Pero sí son menores extranjeros no acompañados. Al menos eso afirma el telediario de la noche, que cuenta las historias de varios de los acogidos en aquellos dos pisos. La historia de O., que dejó Marruecos después de que su padre muriese y su familia se quedase sin recursos; cruzó a la península escondido en los bajos de un camión, quiere sacarse el bachillerato y sueña con llegar a la universidad. La historia de M., que desde Costa de Marfil recorrió miles de kilómetros por Mali, Níger, Argelia y Marruecos, entró en España oculto en un contenedor, pasó por un centro de menores desbordado y sin recursos, donde asegura que sufrió malos tratos, y ahora estudia un módulo de formación, quiere ser cocinero. La historia de R., de Tetuán, que se vino a España después de que todos los chavales de su barrio hubiesen emigrado; cruzó en patera sin saber nadar, durmió en la calle durante semanas, conoció a una familia que le ayudó, sufrió una paliza de unos neonazis, quiere ser carpintero como su padre. La historia de Y., marroquí también, que vivió un tiempo en la calle, y sí reconoce que hizo “cosas malas”, acabó encerrado en un centro, ahora solo quiere trabajar y mandar dinero a su familia, pero tiene miedo porque dentro de dos meses cumple dieciocho años y se quedará en la calle sin nada.

“¡Ya vale de publirreportaje!”, protesta el marido, apaga el televisor. Ella sigue en la ventana. Ya no están solo los doce de los dos pisos, ahora hay unos pocos más, seguramente amigos venidos de otras casas de acogida. Se reparten por la calle, unos en el banco, otros en la acera de enfrente, varios en la plazoleta de más allá, donde dan patadas a un balón. Aparece un coche de policía, reduce la marcha pero no se detiene. Pasa de largo.

La línea roja se cruza el viernes, cuando ella llega a casa algo más tarde y se lo encuentra por sorpresa. Viene agotada, con una fuerte jaqueca tras una tensa rueda de prensa donde le han preguntado por todo ese asunto urbanístico que la prensa enemiga insiste en explotar, un tema viejo del que ella ya ha dado todas las explicaciones. Los rumores sobre su inminente imputación son solo eso, rumores. Como no ha querido responder nada más acerca de sus actividades como arquitecta, ni de la reforma de su casa, los periodistas han mordido en otro sitio, sin aflojar la dentellada: le han preguntado por los menas, si tiene problemas de convivencia con ellos, si ha cambiado su opinión ahora que los tiene tan cerca, si le da miedo salir.

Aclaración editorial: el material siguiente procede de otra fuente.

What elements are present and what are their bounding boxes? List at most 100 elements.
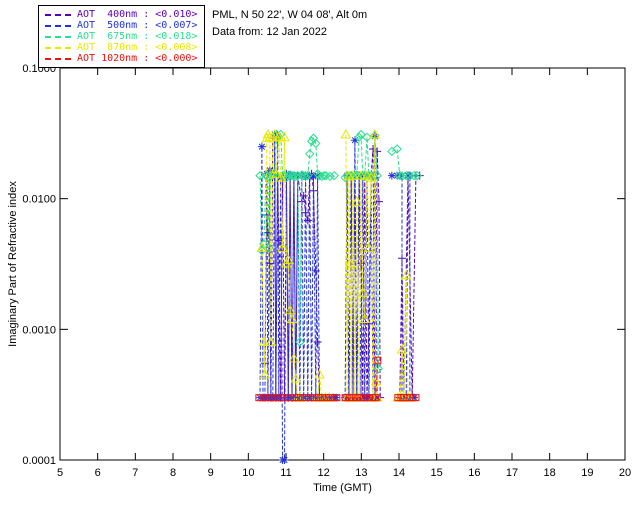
series-AOT-1020nm-marker: [291, 394, 299, 402]
x-tick-label: 11: [280, 467, 291, 479]
series-AOT-400nm-marker: [369, 144, 378, 153]
series-AOT-675nm-marker: [395, 170, 405, 181]
title-block: PML, N 50 22', W 04 08', Alt 0m Data fro…: [212, 7, 367, 41]
x-tick-label: 9: [208, 467, 214, 479]
series-AOT-675nm-marker: [285, 170, 295, 180]
series-AOT-1020nm-marker: [318, 394, 326, 402]
series-AOT-675nm-marker: [311, 138, 321, 149]
series-AOT-1020nm-marker: [374, 356, 382, 364]
series-AOT-870nm-marker: [363, 242, 375, 252]
series-AOT-870nm-marker: [275, 172, 287, 182]
x-tick-label: 15: [431, 467, 443, 479]
series-AOT-1020nm-line: [345, 360, 379, 399]
series-AOT-500nm-line: [391, 175, 415, 399]
y-tick-label: 0.0100: [22, 194, 56, 206]
series-AOT-1020nm-marker: [372, 394, 380, 402]
x-tick-label: 19: [581, 467, 593, 479]
legend-box: AOT 400nm : <0.010> AOT 500nm : <0.007> …: [38, 5, 206, 68]
series-AOT-675nm-marker: [409, 170, 419, 181]
legend-dash-400nm-icon: [45, 13, 71, 16]
series-AOT-1020nm-marker: [357, 394, 365, 402]
series-AOT-870nm-marker: [343, 170, 355, 181]
series-AOT-1020nm-marker: [287, 394, 295, 402]
x-tick-label: 6: [95, 467, 101, 479]
series-AOT-1020nm-marker: [361, 394, 369, 402]
series-AOT-870nm-marker: [286, 313, 298, 323]
series-AOT-675nm-marker: [295, 337, 305, 347]
series-AOT-675nm-marker: [412, 170, 422, 181]
series-AOT-500nm-marker: [313, 171, 322, 180]
series-AOT-870nm-marker: [258, 336, 270, 346]
series-AOT-1020nm-marker: [322, 394, 330, 402]
series-AOT-500nm-marker: [309, 172, 318, 181]
series-AOT-500nm-line: [259, 134, 337, 461]
legend-dash-675nm-icon: [45, 35, 71, 38]
series-AOT-870nm-marker: [365, 172, 377, 182]
series-AOT-500nm-marker: [387, 171, 396, 180]
legend-label-870nm: AOT 870nm : <0.008>: [77, 42, 198, 53]
series-AOT-675nm-marker: [405, 170, 415, 181]
series-AOT-500nm-marker: [393, 171, 402, 180]
series-AOT-1020nm-marker: [326, 394, 334, 402]
series-AOT-1020nm-marker: [275, 394, 283, 402]
series-AOT-870nm-marker: [355, 170, 367, 180]
series-AOT-1020nm-marker: [259, 394, 267, 402]
series-AOT-1020nm-marker: [267, 394, 275, 402]
series-AOT-675nm-marker: [300, 171, 311, 182]
y-axis-title: Imaginary Part of Refractive index: [7, 181, 19, 347]
series-AOT-1020nm-marker: [333, 394, 341, 402]
x-tick-label: 18: [544, 467, 556, 479]
y-tick-label: 0.0010: [22, 324, 56, 336]
series-AOT-870nm-marker: [265, 336, 277, 346]
series-AOT-870nm-marker: [273, 131, 285, 142]
series-AOT-500nm-marker: [332, 393, 341, 402]
series-AOT-500nm-marker: [364, 393, 373, 402]
series-AOT-1020nm-marker: [302, 394, 310, 402]
series-AOT-675nm-marker: [319, 170, 329, 181]
legend-label-500nm: AOT 500nm : <0.007>: [77, 20, 198, 31]
series-AOT-675nm-marker: [314, 170, 325, 181]
x-axis-title: Time (GMT): [313, 482, 372, 494]
legend-item-870nm: AOT 870nm : <0.008>: [45, 42, 197, 53]
series-AOT-675nm-marker: [356, 129, 366, 140]
date-subtitle: Data from: 12 Jan 2022: [212, 26, 327, 38]
series-AOT-870nm-marker: [271, 168, 282, 178]
series-AOT-500nm-marker: [358, 171, 367, 180]
legend-item-1020nm: AOT 1020nm : <0.000>: [45, 53, 197, 64]
legend-dash-870nm-icon: [45, 46, 71, 49]
series-AOT-675nm-marker: [289, 170, 299, 181]
series-AOT-1020nm-marker: [263, 394, 271, 402]
legend-label-400nm: AOT 400nm : <0.010>: [77, 9, 198, 20]
series-AOT-1020nm-marker: [314, 394, 322, 402]
series-AOT-675nm-marker: [397, 171, 407, 182]
series-AOT-400nm-marker: [299, 191, 308, 200]
x-tick-label: 5: [57, 467, 63, 479]
legend-item-400nm: AOT 400nm : <0.010>: [45, 9, 197, 20]
series-AOT-400nm-marker: [375, 197, 384, 206]
series-AOT-870nm-marker: [290, 373, 302, 383]
series-AOT-1020nm-marker: [365, 394, 373, 402]
series-AOT-870nm-marker: [284, 304, 296, 315]
x-tick-label: 20: [619, 467, 631, 479]
series-AOT-870nm-marker: [369, 128, 381, 139]
series-AOT-675nm-marker: [325, 171, 335, 182]
series-AOT-500nm-marker: [280, 456, 289, 464]
x-tick-label: 7: [132, 467, 138, 479]
series-AOT-675nm-marker: [317, 171, 327, 182]
series-AOT-1020nm-marker: [306, 394, 314, 402]
x-tick-label: 8: [170, 467, 176, 479]
x-tick-label: 10: [242, 467, 254, 479]
series-AOT-870nm-marker: [396, 344, 408, 354]
x-tick-label: 14: [393, 467, 405, 479]
series-AOT-1020nm-marker: [349, 394, 357, 402]
series-AOT-400nm-marker: [274, 236, 283, 245]
series-AOT-675nm-line: [391, 148, 418, 177]
series-AOT-870nm-marker: [288, 352, 300, 363]
series-AOT-870nm-marker: [351, 196, 363, 206]
series-AOT-500nm-marker: [257, 142, 266, 151]
series-AOT-675nm-marker: [373, 363, 383, 374]
plot-box: [59, 67, 626, 461]
legend-dash-1020nm-icon: [45, 57, 71, 60]
y-tick-label: 0.0001: [22, 455, 56, 467]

Y entonces llega a casa y se encuentra con que la línea roja la ha cruzado uno de sus hijos. Lo encuentra en su habitación acompañado por tres amigos, nada extraño siendo viernes. Dos son habituales, de su mismo colegio, ya han estado antes en casa, buenos chicos. El tercero es el de la gorra, el mismo al que ha visto otras tardes sentado en el banco. “Este es Omar, mamá”, informa su hijo al ver la cara de la madre; “se ha venido a ver el partido con nosotros, íbamos a pedir unas pizzas”.

Por fin, esta mañana un coche de policía se detiene frente a su casa. Están terminando de desayunar, los chicos ya se han ido a clase, ellos a punto de salir para la sede del partido, donde tienen ejecutiva. Desde la ventana ven el coche parar en doble fila, los dos policías que se bajan. Cada uno con su taza de desayuno, se miran y sonríen.

“Ya era hora”, dice ella. “Algo habrán hecho, tarde o temprano tenía que pasar”, añade él.

Suena el timbre. Se miran sorprendidos. ¿Vendrán buscando testigos de algún suceso? Salen juntos a abrir la puerta. Tras los dos policías hay un par de cámaras de televisión, varios fotógrafos, periodistas con el micrófono preparado, aunque ninguno franquea la cancela.

“Creo que se han confundido de casa, es allí enfrente”, dice ella, y señala el portal al otro lado de la calle, del que en este momento salen tres menas corriendo, llegan tarde a clase.

Pero no se han confundido, aclara uno de los policías, que lee dos nombres y pregunta si son ellos. Viene a entregarles dos citaciones judiciales, una para ella y otra para su marido.